Tafeln in Garachico 3. Folge

Am Mittwoch (nach dem zweiten Abend in La Perla) entschied ich mich für Tanganazo. Aus diesem versteckt gelegenen Lokal hatten wir am Sonntag zuvor viele Einheimische mit lauten Stimmen gehört; nun stand es fast leer. Der Chef erinnerte an Pedro Almodovar, und er war auch homosexuell, ein ganz Netter. Tanganazo sagten sich Leute, erklärte Pedro, wenn sie etwas trinken, einen heben gehen wollten: Vamos a tanganazo (oder so). Ein Menü mit Salat vorher und dann Fisch (ich nahm den Tunfisch) für 8 Euro, einen halben Liter Wein, mein oranges T-Shirt harmonierte perfekt mit der orangen Tischdecke, Pedro lachte und verabschiedete uns herzlich. Man tritt euphorisch wieder hinaus auf die Gasse.

Acht Tage nach unserer Ankunft. Der Donnerstag.

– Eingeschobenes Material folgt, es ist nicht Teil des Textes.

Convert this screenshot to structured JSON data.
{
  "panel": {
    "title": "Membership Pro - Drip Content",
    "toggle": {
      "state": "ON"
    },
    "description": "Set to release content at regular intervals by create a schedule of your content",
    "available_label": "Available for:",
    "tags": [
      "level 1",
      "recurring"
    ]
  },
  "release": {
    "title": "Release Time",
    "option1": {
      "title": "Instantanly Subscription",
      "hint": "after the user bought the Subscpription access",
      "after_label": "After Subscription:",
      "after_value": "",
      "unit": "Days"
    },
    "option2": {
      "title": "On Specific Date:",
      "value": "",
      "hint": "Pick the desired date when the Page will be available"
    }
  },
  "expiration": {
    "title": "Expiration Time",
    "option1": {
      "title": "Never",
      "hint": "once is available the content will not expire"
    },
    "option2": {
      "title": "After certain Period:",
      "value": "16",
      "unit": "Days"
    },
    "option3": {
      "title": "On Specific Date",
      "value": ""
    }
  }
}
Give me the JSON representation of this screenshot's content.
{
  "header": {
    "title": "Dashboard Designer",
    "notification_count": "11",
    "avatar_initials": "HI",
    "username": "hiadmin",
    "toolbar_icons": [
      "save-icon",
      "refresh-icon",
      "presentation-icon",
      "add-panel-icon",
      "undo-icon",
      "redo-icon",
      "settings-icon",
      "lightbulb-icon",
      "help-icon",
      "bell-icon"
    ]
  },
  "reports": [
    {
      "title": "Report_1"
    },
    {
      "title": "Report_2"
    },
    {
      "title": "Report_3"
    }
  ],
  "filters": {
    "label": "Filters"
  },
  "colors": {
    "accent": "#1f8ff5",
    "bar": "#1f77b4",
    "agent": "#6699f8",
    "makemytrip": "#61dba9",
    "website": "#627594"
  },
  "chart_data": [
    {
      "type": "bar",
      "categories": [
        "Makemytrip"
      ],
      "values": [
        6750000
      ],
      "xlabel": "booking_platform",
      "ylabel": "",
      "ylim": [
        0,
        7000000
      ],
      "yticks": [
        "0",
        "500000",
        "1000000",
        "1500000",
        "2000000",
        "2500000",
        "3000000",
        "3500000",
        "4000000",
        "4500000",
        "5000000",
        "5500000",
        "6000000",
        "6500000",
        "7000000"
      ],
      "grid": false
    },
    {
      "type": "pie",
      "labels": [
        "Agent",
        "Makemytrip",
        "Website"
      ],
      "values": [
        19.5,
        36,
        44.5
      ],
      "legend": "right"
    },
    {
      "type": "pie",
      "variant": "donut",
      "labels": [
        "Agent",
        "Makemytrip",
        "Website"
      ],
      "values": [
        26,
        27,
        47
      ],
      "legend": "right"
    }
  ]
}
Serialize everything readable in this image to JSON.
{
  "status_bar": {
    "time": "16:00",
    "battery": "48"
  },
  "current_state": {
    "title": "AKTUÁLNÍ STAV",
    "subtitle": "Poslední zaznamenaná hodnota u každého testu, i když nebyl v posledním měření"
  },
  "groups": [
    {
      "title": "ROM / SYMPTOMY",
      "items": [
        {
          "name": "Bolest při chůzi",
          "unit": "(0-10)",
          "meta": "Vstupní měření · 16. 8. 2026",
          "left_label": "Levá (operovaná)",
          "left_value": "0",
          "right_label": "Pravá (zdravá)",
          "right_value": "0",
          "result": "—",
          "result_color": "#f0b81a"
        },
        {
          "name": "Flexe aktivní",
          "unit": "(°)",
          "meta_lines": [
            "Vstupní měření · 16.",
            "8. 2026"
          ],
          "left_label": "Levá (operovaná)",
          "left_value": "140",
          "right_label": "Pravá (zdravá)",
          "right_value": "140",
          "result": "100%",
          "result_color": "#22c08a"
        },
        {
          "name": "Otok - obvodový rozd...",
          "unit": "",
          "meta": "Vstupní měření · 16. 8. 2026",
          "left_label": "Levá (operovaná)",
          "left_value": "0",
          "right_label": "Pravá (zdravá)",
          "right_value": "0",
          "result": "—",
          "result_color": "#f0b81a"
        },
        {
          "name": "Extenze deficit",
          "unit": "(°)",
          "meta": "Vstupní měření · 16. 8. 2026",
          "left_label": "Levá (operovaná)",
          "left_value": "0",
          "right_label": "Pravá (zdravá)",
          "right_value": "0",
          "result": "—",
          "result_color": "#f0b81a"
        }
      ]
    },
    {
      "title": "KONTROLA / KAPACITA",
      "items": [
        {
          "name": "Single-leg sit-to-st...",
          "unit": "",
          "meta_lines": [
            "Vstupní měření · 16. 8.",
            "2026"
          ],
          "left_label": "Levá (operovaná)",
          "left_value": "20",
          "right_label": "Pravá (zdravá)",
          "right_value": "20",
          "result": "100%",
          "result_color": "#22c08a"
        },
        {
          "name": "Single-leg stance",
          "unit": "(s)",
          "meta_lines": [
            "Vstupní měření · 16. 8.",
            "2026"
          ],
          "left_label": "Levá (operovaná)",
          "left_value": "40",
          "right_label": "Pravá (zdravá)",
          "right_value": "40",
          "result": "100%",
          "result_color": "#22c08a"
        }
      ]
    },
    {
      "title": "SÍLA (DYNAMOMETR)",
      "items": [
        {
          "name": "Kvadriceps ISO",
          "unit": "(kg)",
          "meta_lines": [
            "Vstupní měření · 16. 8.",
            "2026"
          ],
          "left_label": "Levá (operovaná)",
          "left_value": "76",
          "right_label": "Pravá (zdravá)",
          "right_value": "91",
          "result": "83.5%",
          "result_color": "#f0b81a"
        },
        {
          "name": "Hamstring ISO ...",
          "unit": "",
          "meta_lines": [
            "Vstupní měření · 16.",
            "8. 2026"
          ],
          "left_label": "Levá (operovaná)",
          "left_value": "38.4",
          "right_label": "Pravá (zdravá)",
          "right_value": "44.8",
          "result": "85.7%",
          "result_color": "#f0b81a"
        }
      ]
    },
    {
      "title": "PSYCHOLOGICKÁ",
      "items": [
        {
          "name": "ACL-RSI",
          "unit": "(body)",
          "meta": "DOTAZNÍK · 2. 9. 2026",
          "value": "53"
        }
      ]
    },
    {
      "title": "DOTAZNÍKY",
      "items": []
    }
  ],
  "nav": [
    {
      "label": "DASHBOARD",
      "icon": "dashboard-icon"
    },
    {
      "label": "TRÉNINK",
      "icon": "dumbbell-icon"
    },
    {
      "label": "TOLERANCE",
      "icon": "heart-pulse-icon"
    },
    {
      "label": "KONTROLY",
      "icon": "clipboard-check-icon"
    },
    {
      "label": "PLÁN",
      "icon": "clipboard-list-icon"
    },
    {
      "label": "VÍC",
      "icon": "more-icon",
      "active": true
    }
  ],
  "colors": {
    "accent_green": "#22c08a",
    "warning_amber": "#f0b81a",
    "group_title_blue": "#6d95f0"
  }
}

Wir hatten eine lange Bergwanderung unternommen, in Santiago del Teide Kaffee getrunken und waren durch das wilde Bergland gefahren. Der Mirador war ausverkauft, also wollte Giovanna ins Cañada de Garchico, gleich unten, zwei Minuten zu Fuß vom Hotel. Der Besitzer war ein schmaler, ironischer Mann, dem die Brille vor der Brust baumelte. Er hatte nur sechs Tische drinnen und fünf draußen.

Manfred Poser - Speisen 3

Foto: Giovanna Braghetti

Zum ersten Mal konnte ich etwas mit Nudeln wählen, Ravioloni. Giovanna hatte Fisch, exquisit dargeboten und üppig geschmückt (sie verzieren alles gern mit Sahnehäubchen und Essigstreifen). Die gelbe Soße der Ravioloni war delikat. Auch die Nachspeise war allerhöchste Sahne. In Zürich könnte der reich werden, urteilte Giovanna, die der Cañada den höchsten Preis verlieh, noch vor Mirador und Aldeola. Auch hier hatte ich mich von den weißen Lederstühlen und den seltsam geformten Tellern, die in der höheren Gastronomie wohl ein Muss sind, abschrecken lassen. Es war wunderbar, und der Padrone ein Schatz. Dann noch einmal Baccho. Wenn ich ehrlich bin, hätte ich so noch einen Monat weiterleben können. Ein kleines Paradies.